Everyone knows that opera doesn’t make any sense. Even if you allow for the fact that someone dying of consumption is unlikely to look quite so well fed and sound quite so note perfect, there’s the small matter of the often-awful plots. But even in this realm of slight and changing motivation and wafer-thin connection to reality, Verdi’s Il Trovatore deserves some kind of prize. It is utterly nonsensical. It is, however, also musically wondrous and brings out moments of emotional clarity and beauty. You just need to have amazing singers and a staging that allows you to forget the silly bits. And, credit to Royal Opera, they’ve managed it.
As someone who doesn’t even need an excuse to wheel out a badly whistled, hummed and foot-stomping version of the Anvil Chorus, I’m obviously going to be quite partial to a well-delivered Trovatore. But, despite that bias, I think this is a production, and quartet of lead performances, that deserves a loud and long round of applause with multiple shouts of bravo. If you don’t like this version you’re not going to like any version.
Leonora loves Manrico. Manrico loves Leonora. But Leonora is also pursued by the Count di Luna. The Count di Luna is fighting a war, in part to locate the younger brother his family are convinced did not die as a baby when it was thrown onto a fire by the gypsy Azucena. His family are right. Manrico is actually his brother although he has been raised as a son by Azucena who, all those years ago, threw the wrong baby into the flames. We all make mistakes. There are themes of vengeance, of love, of redemption. And in the end everyone is either dead or broken. In this staging directed by David Boesch and designed by Patrick Bannwart, they lie, fallen, beneath a buring heart. It works brilliantly. As does most of the rest of the production – armies are grey and fearful, gypsies are colourful but ragged, freedom is stopped by guns and barbed wire. The palette looks like Pan’s Labyrinth without the grotesque fairytale monsters. Brutality is commonplace, love struggles to shine through.
The singing is very good, although I’m sure people who know more could find some fault. Lianna Haroutounian as Leonora and Gregory Kunde as Manrico have the range to cover all the emotional territory required, Vitaliy Bilyy does both dastardly and love struck very well. But the best of the bunch is Anita Rachvelishvili as Acuzena. Don’t worry about the plot or why things are happening when that voice and that music tells you all you need to know.

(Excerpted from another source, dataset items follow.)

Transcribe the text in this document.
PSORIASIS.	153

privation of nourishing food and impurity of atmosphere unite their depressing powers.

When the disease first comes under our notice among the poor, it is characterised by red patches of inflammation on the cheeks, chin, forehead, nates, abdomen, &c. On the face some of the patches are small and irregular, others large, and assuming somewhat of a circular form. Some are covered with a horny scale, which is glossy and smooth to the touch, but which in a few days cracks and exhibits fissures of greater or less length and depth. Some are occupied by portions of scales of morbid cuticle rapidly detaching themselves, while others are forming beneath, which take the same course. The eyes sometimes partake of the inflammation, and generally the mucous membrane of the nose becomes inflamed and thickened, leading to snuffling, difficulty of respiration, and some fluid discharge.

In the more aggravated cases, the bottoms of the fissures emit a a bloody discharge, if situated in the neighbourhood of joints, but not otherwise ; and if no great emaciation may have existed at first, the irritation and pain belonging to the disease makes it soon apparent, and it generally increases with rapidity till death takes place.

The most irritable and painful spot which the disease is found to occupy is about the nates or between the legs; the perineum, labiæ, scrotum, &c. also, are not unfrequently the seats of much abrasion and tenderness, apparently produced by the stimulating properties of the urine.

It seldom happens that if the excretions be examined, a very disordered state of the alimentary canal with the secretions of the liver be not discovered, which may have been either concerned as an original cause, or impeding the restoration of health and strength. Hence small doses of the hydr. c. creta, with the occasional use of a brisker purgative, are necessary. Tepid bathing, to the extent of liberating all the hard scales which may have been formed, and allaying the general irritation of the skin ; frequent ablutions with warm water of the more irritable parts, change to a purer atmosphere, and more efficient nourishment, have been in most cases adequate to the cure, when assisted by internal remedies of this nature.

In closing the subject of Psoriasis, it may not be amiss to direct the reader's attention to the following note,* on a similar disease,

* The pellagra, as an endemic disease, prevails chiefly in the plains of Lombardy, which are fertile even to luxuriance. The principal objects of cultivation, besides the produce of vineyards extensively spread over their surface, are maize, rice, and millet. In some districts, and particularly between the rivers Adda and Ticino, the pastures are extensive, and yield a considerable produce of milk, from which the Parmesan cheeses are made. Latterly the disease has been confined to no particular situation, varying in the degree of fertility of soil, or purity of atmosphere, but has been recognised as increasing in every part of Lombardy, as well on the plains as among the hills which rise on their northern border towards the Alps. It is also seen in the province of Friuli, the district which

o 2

The direction for the cinema relay worked well – a nice combination of semi close-up (but not too movie-esque) and pull back to reveal the whole stage. I’m not sure the speakers at the Hastings Odeon did justice to the chorus but everything else was nice and smooth. Clemency Burton-Hill was nicely enthusiastic and knowledgeable on presentation duties although I didn’t need to hear the Carruso quote about ‘needing the four greatest singers in the world’ quite so many times. The only real downside was the quite low turnout – definitely the smallest crowd I’ve been in for any relay, opera or theatre. Maybe folk didn’t want to venture out in the rain or maybe Celebrity Big Brother really is that compelling this year.
So, overall, a splendid evening. A production that takes what works and made it fly – and managed to distract you from the stuff that doesn’t work. And leaves you applauding a screen and wanting more. All good.